Posted on 08 Sep 2021
Indonesia and Vietnam are among the world’s most significant markets for illegal wildlife trade (IWT) and other environmental crimes. Both countries act as key hubs for the sourcing, transit and consumption of illegal environmental products such as bear bile, illegally caught fish, pangolin scales, exotic cats and rare timbers.
Transnational crime syndicates have formed complex and adaptive networks that pose steep challenges for law enforcement, while bribery and corruption have undermined the state response. Lastly, uneven regulations and variances in the rule of law across South East Asia pose difficulties for both countries to work in tandem against environmental crime.
Civil society has a crucial role to play in the fight against IWT. Through advocacy, outreach, academic research and cooperative partnerships with governments and communities, civil society actors can help enhance the capacity of law enforcement, while also influencing government conservation policy and guiding sustainable environmental management.

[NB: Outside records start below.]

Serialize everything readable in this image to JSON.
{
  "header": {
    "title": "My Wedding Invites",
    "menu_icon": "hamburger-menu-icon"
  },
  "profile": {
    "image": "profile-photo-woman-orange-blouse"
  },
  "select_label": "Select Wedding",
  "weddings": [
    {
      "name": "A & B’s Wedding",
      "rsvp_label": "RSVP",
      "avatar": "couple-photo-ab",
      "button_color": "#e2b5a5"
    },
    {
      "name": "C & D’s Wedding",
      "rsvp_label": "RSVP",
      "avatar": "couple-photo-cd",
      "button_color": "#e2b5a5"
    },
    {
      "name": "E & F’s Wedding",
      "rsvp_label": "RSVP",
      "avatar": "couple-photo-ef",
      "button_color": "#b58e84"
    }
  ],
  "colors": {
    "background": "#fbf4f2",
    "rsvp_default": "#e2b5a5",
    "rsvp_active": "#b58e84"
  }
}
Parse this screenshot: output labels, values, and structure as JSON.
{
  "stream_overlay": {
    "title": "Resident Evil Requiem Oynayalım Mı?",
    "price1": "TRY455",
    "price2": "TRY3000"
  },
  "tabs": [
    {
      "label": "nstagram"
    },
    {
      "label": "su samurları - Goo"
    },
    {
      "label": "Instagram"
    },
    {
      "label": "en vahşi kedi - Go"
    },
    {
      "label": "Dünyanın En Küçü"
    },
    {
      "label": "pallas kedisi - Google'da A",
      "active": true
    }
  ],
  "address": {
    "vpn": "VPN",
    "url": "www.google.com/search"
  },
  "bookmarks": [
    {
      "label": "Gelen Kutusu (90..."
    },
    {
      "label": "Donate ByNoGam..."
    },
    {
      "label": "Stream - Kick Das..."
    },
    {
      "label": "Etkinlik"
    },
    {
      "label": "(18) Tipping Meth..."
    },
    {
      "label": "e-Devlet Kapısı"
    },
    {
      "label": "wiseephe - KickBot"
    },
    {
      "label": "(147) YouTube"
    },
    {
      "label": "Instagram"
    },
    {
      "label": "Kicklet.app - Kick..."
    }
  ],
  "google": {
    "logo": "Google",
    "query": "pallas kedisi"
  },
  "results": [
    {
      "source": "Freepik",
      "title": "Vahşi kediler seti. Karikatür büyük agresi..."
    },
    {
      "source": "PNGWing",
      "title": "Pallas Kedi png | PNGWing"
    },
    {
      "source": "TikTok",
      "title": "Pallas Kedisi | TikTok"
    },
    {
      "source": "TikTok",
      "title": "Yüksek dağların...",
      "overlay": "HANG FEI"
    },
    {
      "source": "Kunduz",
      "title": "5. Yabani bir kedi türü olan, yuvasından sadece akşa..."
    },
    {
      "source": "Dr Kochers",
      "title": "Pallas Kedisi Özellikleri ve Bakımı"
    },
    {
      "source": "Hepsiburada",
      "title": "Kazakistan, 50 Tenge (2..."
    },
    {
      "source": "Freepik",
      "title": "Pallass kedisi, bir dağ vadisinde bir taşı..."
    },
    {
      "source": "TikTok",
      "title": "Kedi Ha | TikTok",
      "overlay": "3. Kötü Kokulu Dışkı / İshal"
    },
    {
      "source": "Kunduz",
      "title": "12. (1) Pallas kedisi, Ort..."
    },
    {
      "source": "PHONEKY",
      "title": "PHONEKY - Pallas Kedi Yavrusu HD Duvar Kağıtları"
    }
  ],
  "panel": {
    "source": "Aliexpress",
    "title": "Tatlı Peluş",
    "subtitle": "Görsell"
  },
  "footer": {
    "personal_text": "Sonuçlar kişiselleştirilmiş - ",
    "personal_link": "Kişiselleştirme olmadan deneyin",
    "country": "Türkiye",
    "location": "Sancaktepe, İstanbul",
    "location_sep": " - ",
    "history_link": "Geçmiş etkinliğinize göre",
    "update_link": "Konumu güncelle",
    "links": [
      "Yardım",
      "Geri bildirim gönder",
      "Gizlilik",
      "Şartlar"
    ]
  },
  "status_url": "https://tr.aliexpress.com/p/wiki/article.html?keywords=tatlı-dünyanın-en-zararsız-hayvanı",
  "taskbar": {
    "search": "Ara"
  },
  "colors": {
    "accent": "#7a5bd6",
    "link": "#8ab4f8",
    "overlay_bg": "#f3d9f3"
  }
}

This new report and digital story by a team at New York University Robert F. Wagner School of Public Service (NYU Wagner), in collaboration with the GI-TOC, highlights civil society’s multifaceted role in disrupting the illegal trade of endangered animals and environmental commodities in Vietnam and Indonesia.
Digital story: change-agents.globalinitiative.net
The report and digital story are the product of a Capstone project delivered by a team at New York University Robert F. Wagner School of Public Service (NYU Wagner), in collaboration with the GI-TOC, over the course of the 2020–2021 academic year.